どこまで人間と見るか
どこまで人間と見るか 2015年追記
アメリカインディアンに対して
1492年、アメリカをコロンブスが発見して以後、1537年に、ローマ法王が、アメリカインディアンも、アダムとイブの子孫である(すなわち人間である)と認めるまで、45年間かかりました。
・その間に、スペイン人たちは、アステカ王国とインカ帝国を滅ぼしました。先住民は、スペイン人がもたらした伝染病と虐殺でどんどん死んでいきました。
ある程度虐殺と略奪をしつくしてから、今度は原住民にも、キリスト教を広める必要が出てきた時、初めて、人間と認めました。
・オーストラリア原住民に対する態度
1788年に、イギリスが、オーストラリアを植民地化しました。1828年にはイギリス兵士に、原住民のアボリジニを、自由に捕獲殺害する権利と、スポーツの対象として射殺(人間ではないから)してよいと認めました。イギリス人が持ち込んだ病気の蔓延もあり人口が90%減少しました。その結果、タスマニアの原住民は絶滅しました。
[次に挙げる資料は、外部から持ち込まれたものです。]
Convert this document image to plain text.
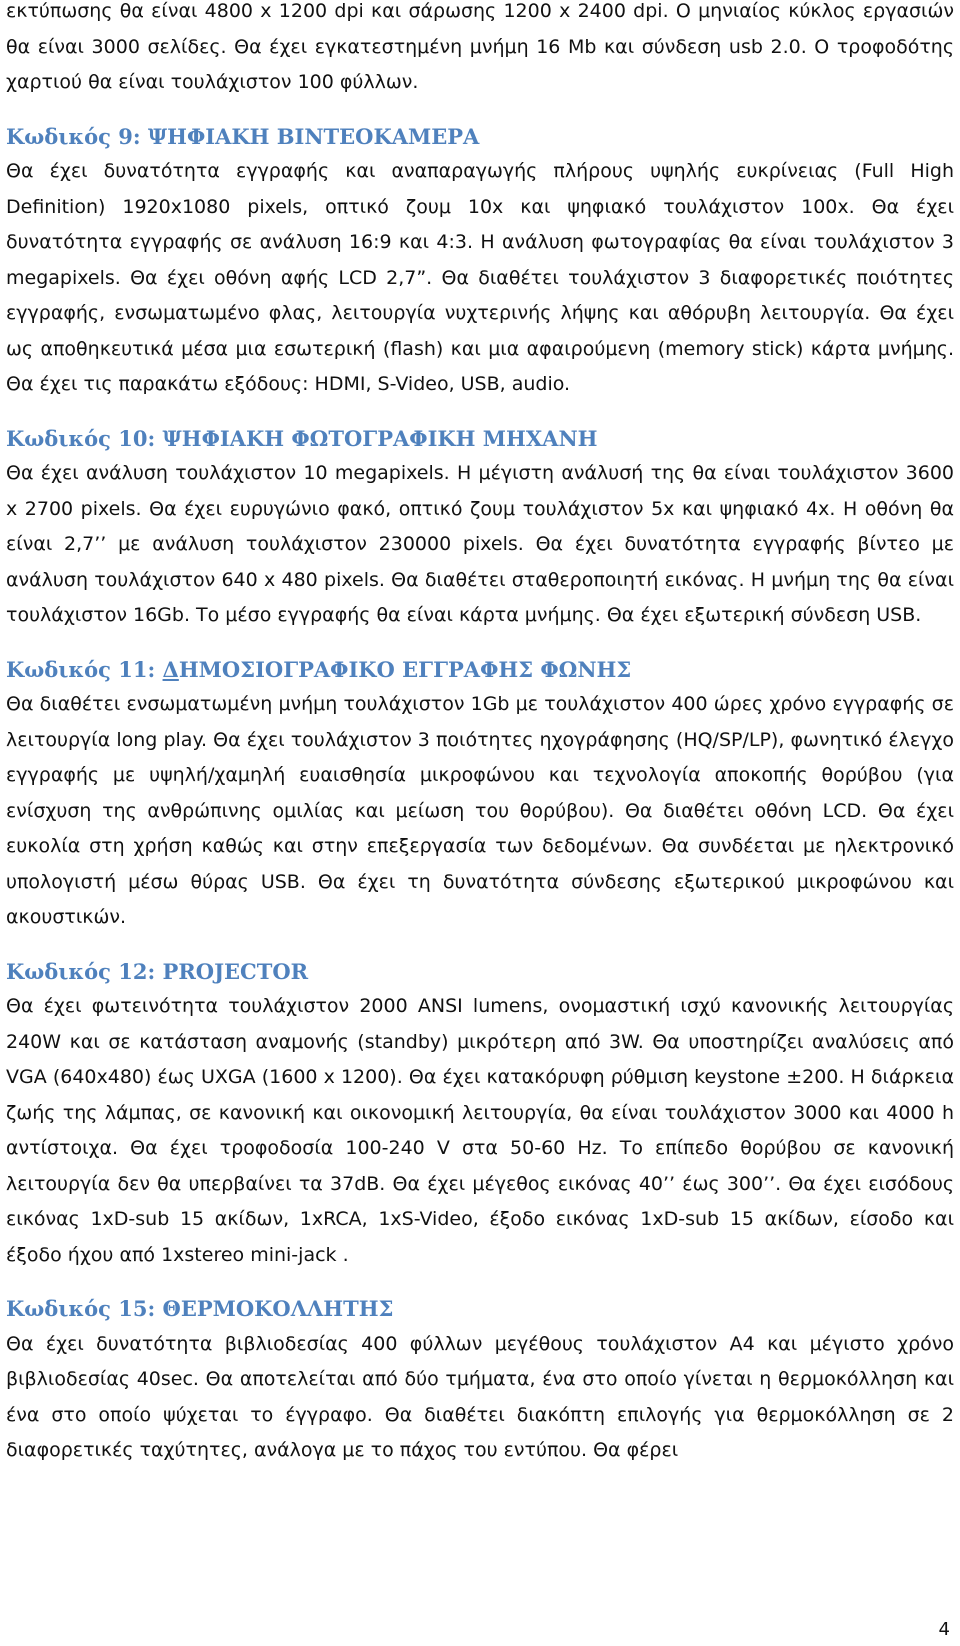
εκτύπωσης θα είναι 4800 x 1200 dpi και σάρωσης 1200 x 2400 dpi. Ο μηνιαίος κύκλος εργασιών θα είναι 3000 σελίδες. Θα έχει εγκατεστημένη μνήμη 16 Mb και σύνδεση usb 2.0. Ο τροφοδότης χαρτιού θα είναι τουλάχιστον 100 φύλλων.

Κωδικός 9: ΨΗΦΙΑΚΗ ΒΙΝΤΕΟΚΑΜΕΡΑ

Θα έχει δυνατότητα εγγραφής και αναπαραγωγής πλήρους υψηλής ευκρίνειας (Full High Definition) 1920x1080 pixels, οπτικό ζουμ 10x και ψηφιακό τουλάχιστον 100x. Θα έχει δυνατότητα εγγραφής σε ανάλυση 16:9 και 4:3. Η ανάλυση φωτογραφίας θα είναι τουλάχιστον 3 megapixels. Θα έχει οθόνη αφής LCD 2,7”. Θα διαθέτει τουλάχιστον 3 διαφορετικές ποιότητες εγγραφής, ενσωματωμένο φλας, λειτουργία νυχτερινής λήψης και αθόρυβη λειτουργία. Θα έχει ως αποθηκευτικά μέσα μια εσωτερική (flash) και μια αφαιρούμενη (memory stick) κάρτα μνήμης. Θα έχει τις παρακάτω εξόδους: HDMI, S-Video, USB, audio.

Κωδικός 10: ΨΗΦΙΑΚΗ ΦΩΤΟΓΡΑΦΙΚΗ ΜΗΧΑΝΗ

Θα έχει ανάλυση τουλάχιστον 10 megapixels. Η μέγιστη ανάλυσή της θα είναι τουλάχιστον 3600 x 2700 pixels. Θα έχει ευρυγώνιο φακό, οπτικό ζουμ τουλάχιστον 5x και ψηφιακό 4x. Η οθόνη θα είναι 2,7’’ με ανάλυση τουλάχιστον 230000 pixels. Θα έχει δυνατότητα εγγραφής βίντεο με ανάλυση τουλάχιστον 640 x 480 pixels. Θα διαθέτει σταθεροποιητή εικόνας. Η μνήμη της θα είναι τουλάχιστον 16Gb. Το μέσο εγγραφής θα είναι κάρτα μνήμης. Θα έχει εξωτερική σύνδεση USB.

Κωδικός 11: ΔΗΜΟΣΙΟΓΡΑΦΙΚΟ ΕΓΓΡΑΦΗΣ ΦΩΝΗΣ

Θα διαθέτει ενσωματωμένη μνήμη τουλάχιστον 1Gb με τουλάχιστον 400 ώρες χρόνο εγγραφής σε λειτουργία long play. Θα έχει τουλάχιστον 3 ποιότητες ηχογράφησης (HQ/SP/LP), φωνητικό έλεγχο εγγραφής με υψηλή/χαμηλή ευαισθησία μικροφώνου και τεχνολογία αποκοπής θορύβου (για ενίσχυση της ανθρώπινης ομιλίας και μείωση του θορύβου). Θα διαθέτει οθόνη LCD. Θα έχει ευκολία στη χρήση καθώς και στην επεξεργασία των δεδομένων. Θα συνδέεται με ηλεκτρονικό υπολογιστή μέσω θύρας USB. Θα έχει τη δυνατότητα σύνδεσης εξωτερικού μικροφώνου και ακουστικών.

Κωδικός 12: PROJECTOR

Θα έχει φωτεινότητα τουλάχιστον 2000 ANSI lumens, ονομαστική ισχύ κανονικής λειτουργίας 240W και σε κατάσταση αναμονής (standby) μικρότερη από 3W. Θα υποστηρίζει αναλύσεις από VGA (640x480) έως UXGA (1600 x 1200). Θα έχει κατακόρυφη ρύθμιση keystone ±200. Η διάρκεια ζωής της λάμπας, σε κανονική και οικονομική λειτουργία, θα είναι τουλάχιστον 3000 και 4000 h αντίστοιχα. Θα έχει τροφοδοσία 100-240 V στα 50-60 Hz. Το επίπεδο θορύβου σε κανονική λειτουργία δεν θα υπερβαίνει τα 37dB. Θα έχει μέγεθος εικόνας 40’’ έως 300’’. Θα έχει εισόδους εικόνας 1xD-sub 15 ακίδων, 1xRCA, 1xS-Video, έξοδο εικόνας 1xD-sub 15 ακίδων, είσοδο και έξοδο ήχου από 1xstereo mini-jack .

Κωδικός 15: ΘΕΡΜΟΚΟΛΛΗΤΗΣ

Θα έχει δυνατότητα βιβλιοδεσίας 400 φύλλων μεγέθους τουλάχιστον Α4 και μέγιστο χρόνο βιβλιοδεσίας 40sec. Θα αποτελείται από δύο τμήματα, ένα στο οποίο γίνεται η θερμοκόλληση και ένα στο οποίο ψύχεται το έγγραφο. Θα διαθέτει διακόπτη επιλογής για θερμοκόλληση σε 2 διαφορετικές ταχύτητες, ανάλογα με το πάχος του εντύπου. Θα φέρει

4
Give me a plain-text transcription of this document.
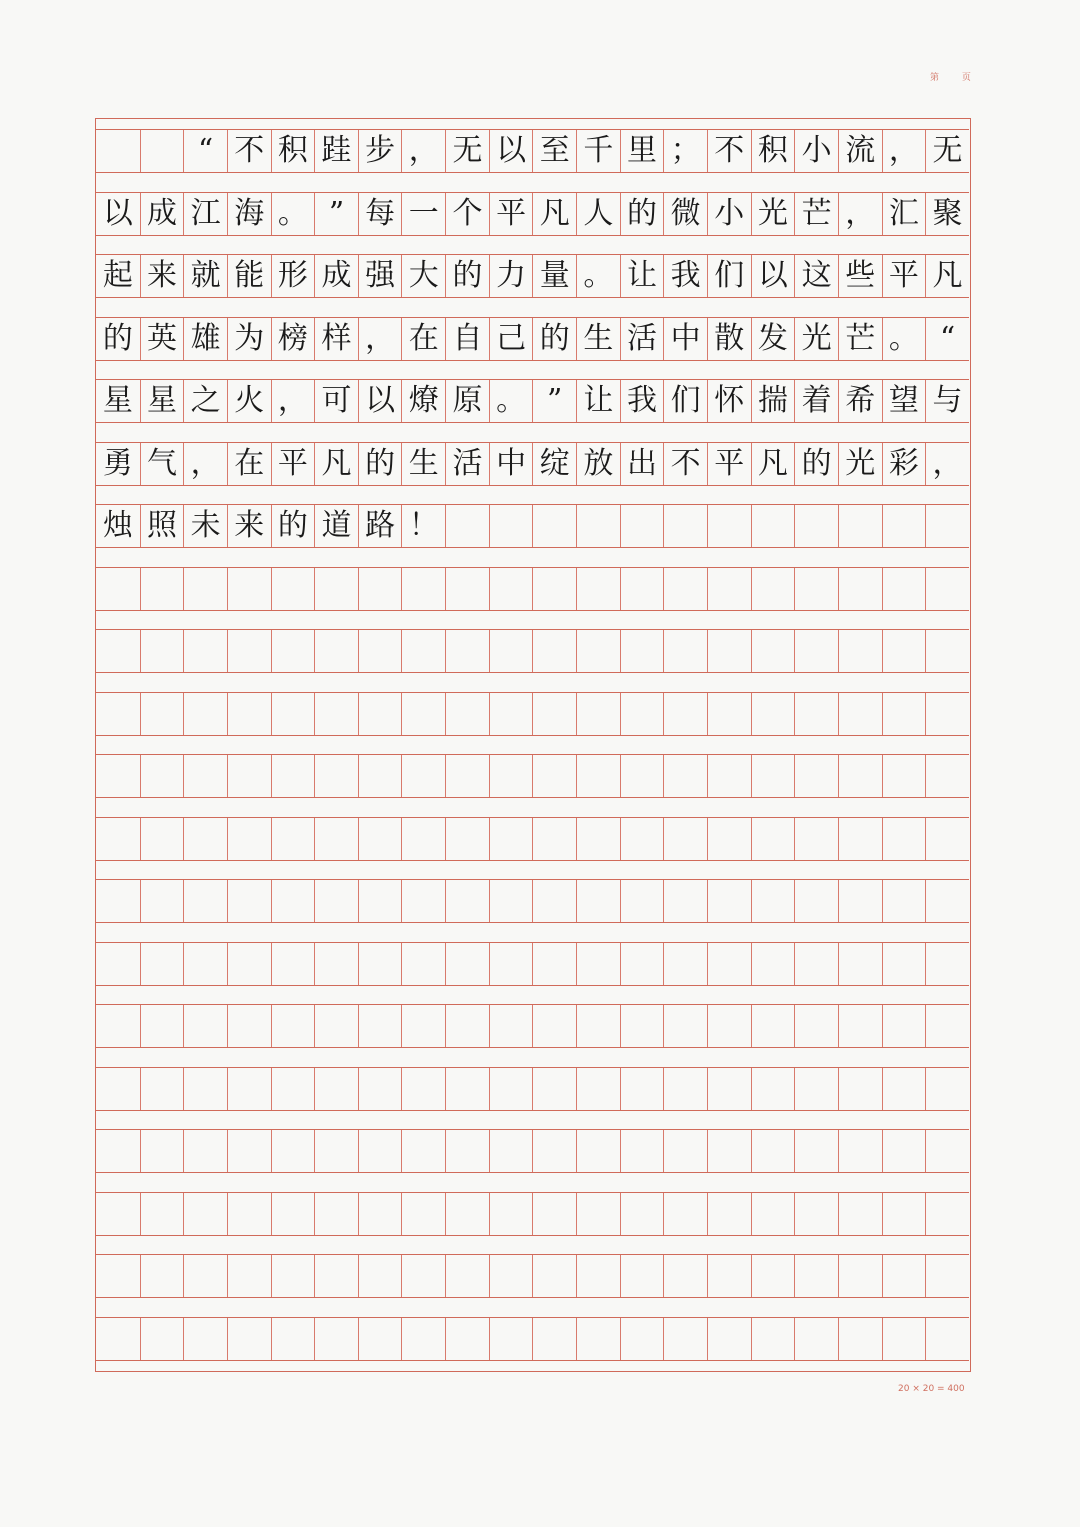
第 页
“ 不 积 跬 步 ， 无 以 至 千 里 ； 不 积 小 流 ， 无
以 成 江 海 。 ” 每 一 个 平 凡 人 的 微 小 光 芒 ， 汇 聚
起 来 就 能 形 成 强 大 的 力 量 。 让 我 们 以 这 些 平 凡
的 英 雄 为 榜 样 ， 在 自 己 的 生 活 中 散 发 光 芒 。 “
星 星 之 火 ， 可 以 燎 原 。 ” 让 我 们 怀 揣 着 希 望 与
勇 气 ， 在 平 凡 的 生 活 中 绽 放 出 不 平 凡 的 光 彩 ，
烛 照 未 来 的 道 路 ！
20 × 20 = 400
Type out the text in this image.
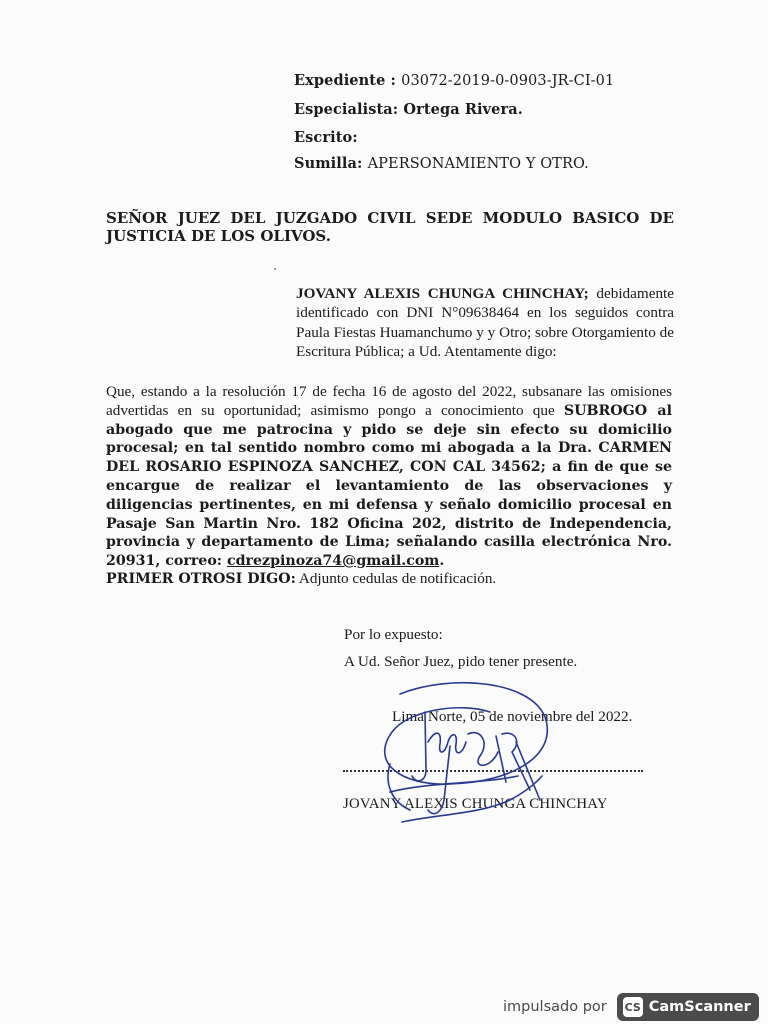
Expediente : 03072-2019-0-0903-JR-CI-01
Especialista: Ortega Rivera.
Escrito:
Sumilla: APERSONAMIENTO Y OTRO.
SEÑOR JUEZ DEL JUZGADO CIVIL SEDE MODULO BASICO DE JUSTICIA DE LOS OLIVOS.
JOVANY ALEXIS CHUNGA CHINCHAY; debidamente identificado con DNI N°09638464 en los seguidos contra Paula Fiestas Huamanchumo y y Otro; sobre Otorgamiento de Escritura Pública; a Ud. Atentamente digo:
Que, estando a la resolución 17 de fecha 16 de agosto del 2022, subsanare las omisiones advertidas en su oportunidad; asimismo pongo a conocimiento que SUBROGO al abogado que me patrocina y pido se deje sin efecto su domicilio procesal; en tal sentido nombro como mi abogada a la Dra. CARMEN DEL ROSARIO ESPINOZA SANCHEZ, CON CAL 34562; a fin de que se encargue de realizar el levantamiento de las observaciones y diligencias pertinentes, en mi defensa y señalo domicilio procesal en Pasaje San Martin Nro. 182 Oficina 202, distrito de Independencia, provincia y departamento de Lima; señalando casilla electrónica Nro. 20931, correo: cdrezpinoza74@gmail.com.
PRIMER OTROSI DIGO: Adjunto cedulas de notificación.
Por lo expuesto:
A Ud. Señor Juez, pido tener presente.
Lima Norte, 05 de noviembre del 2022.
JOVANY ALEXIS CHUNGA CHINCHAY
impulsado por CS CamScanner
キリスト教というものは勝手に、「自分は神によって作られた絶対的な存在であるし、ほかのものは人間のために、ある」という勝手な解釈をする傾向がある。日本では、むかしから、少しくらい自分と違っていても、それを人間と認めるし、人間と他のいきものとでも、連続性や親しみを感じてきた。仏教の影響が大きいのでしょう。
ピグミーに対する食人行為
2003年5月、コンゴにおいて、ピグミーの代表が国連に対して、自分たちを殺して食べる隣人から救ってくれと必死の歎願をおこなった。4年に及ぶ、内戦で、コンゴ政府、反政府勢力ともに「ピグミーに対する食人行為」をしたというのである。一部では、ピグミーの肉を食べると不思議なパワーが授かるというものもいたということだ。これも、ピグミーを人間以下とみなし自分たちと同じ人間と認めないからであろう。この出来事が、昔のことではなくごく最近のことであることが驚きです。
『人間の境界はどこにあるのだろう』
アルベルトによる 2008年岩波書店の本は、人間とは何かを考える上で大変重要な提起を行っています。人権や人間の尊厳が言われるとき「人間」の境界があいまいであっては、「人間の価値」はどうなるのであろうかと。霊長類学や分子生物学の発展は、チンパンジーそしてより人類に近い、ボノボをどうとらえるかという問題がある。遺伝子は98%同じであり、言語や知能などもかなりの能力があると認められている。1995年霊長類研究所の所長である松沢哲郎氏はチンパンジーは人間であるとして、「ちんぱんじん」と呼ぶべきだと主張しています。一度そんな問題もあるのだと、考えてみてはいかがでしょうか。
◎、アメリカ原住民も、オーストラリア原住民も、ピグミーも同じ、ホモ・サピエンスとして同じ人間です。ちなみに現生人と、ネアンデルタール人では99,5%、遺伝子が一緒です。ちなみにホモ属-原人も人間であり、猿人も人類です。